Now that the term is over, I’m doing my usual review of the previous semester, and a question came up in my mind: why is it so much easier to improve your teaching incrementally rather than all at once? Why do the attempted, full-scale reinventions fall flat, when longer-term, more piecemeal improvements seem to work better initially and have more lasting results?
There are trade-offs both ways. Doing it all at once gives you the opportunity to start with a clear conception and see it all the way through. Tweaking is less risky, because you’re usually beginning with something that you’ve inherited or established that feels at least functional, but often you feel like you could be doing things without really understanding the rationale. The initial impetus has gone away. But I can say that my most successful teaching has always been in the long-running courses that I’ve had the opportunities to rework year after year.
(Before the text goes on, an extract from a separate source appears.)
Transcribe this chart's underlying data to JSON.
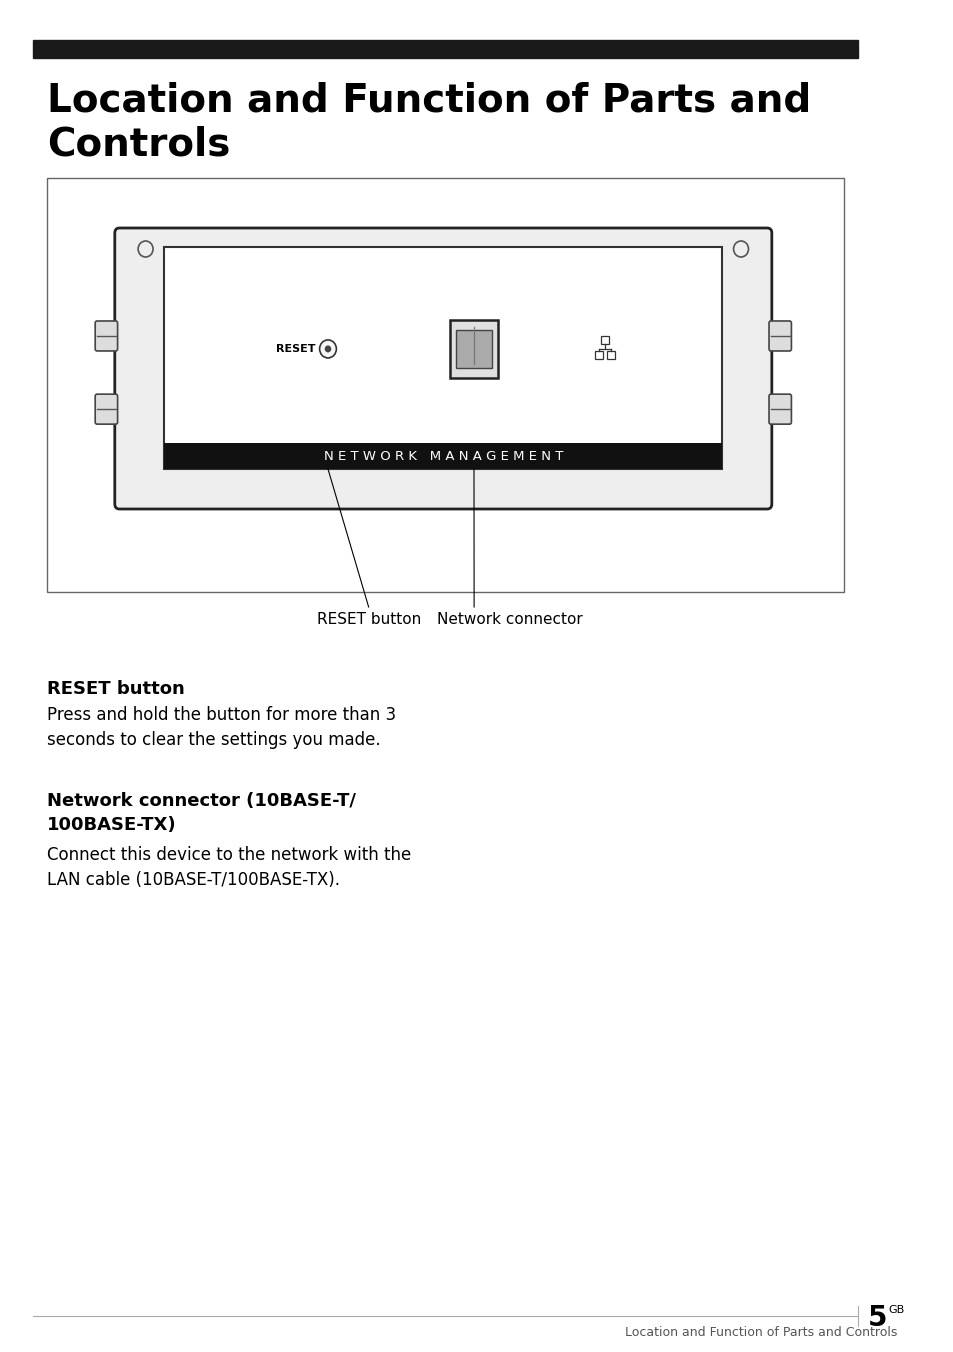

This semester in my Swift and Literary studies course, which I’ve previously blogged about, I had some small assignments that seemed to help my students in significant ways. I created these largely because I was concerned about the reading skills of students coming into this course, the gateway for the English major. Here they are:
1. “Representative Passage” assignment for Gulliver’s Travels. I developed this because I felt that students were reading so much criticism and theory that they tended to focus on very obvious passages or episodes from GT for their final assignments. This assignment was based on some exercises I found in Kathleen Blake Yancey’s Teaching Literature as Reflective Practice and Blau’s Literature Workshop (discussed earlier on this blog).
The idea was to get students (most of whom had never read Swift or GT or studied much prose besides short stories) to record some key information for each part of GT, then select a passage related to some question for that week’s discussion. Each week, students individually filled out a worksheet describing their choice of passages, then discussed their selections in groups, with the groups choosing one passage then reporting their choices out to the class as a whole. Afterwards, I’d look at the worksheets and recorded discussions, give them a check, check minus, or check plus credit, and return them. I repeated this exercise four times, once for each part of GT. At the end of term, a number of students mentioned how helpful this exercise was for them to hear about other students’ thinking about the selections. And the final papers did feature a wider than usual range of GT passages than I’d seen before.
2. In-class essays. I originally assigned short response essays on topics in critical theory, but I eventually realized that they wrote better timed in-class essays than response essays on these topics. Then I started collecting their questions on the theorists to create the in-class exam, adapting them as necessary but still leaving them options so they could choose their questions. Finally, rather than doing these simply as open book or open notes, I allowed students to create a single typed or printed page of notes to bring to class, on the condition that these were handed in along with the completed in-class essays. These note sheets helped me assess students’ understanding and synthesis of the material on the essay, and like their essays, when handed back with feedback, these sheets became another source of ideas for their final research projects. They repeated this cycle twice, just before embarking on the final projects. I think this kind of cycle (questions, note-sheet, in-class essays, feedback) is a good way to teach theoretical topics that ordinarily only the most self-assured students feel comfortable enough to discuss.
What I’ve learned from this is that incremental, recursive cycles during the semester really help them develop the confidence to learn and discuss what they’re learning, but that this is in effect my cycle, too, as I teach the course from term to term.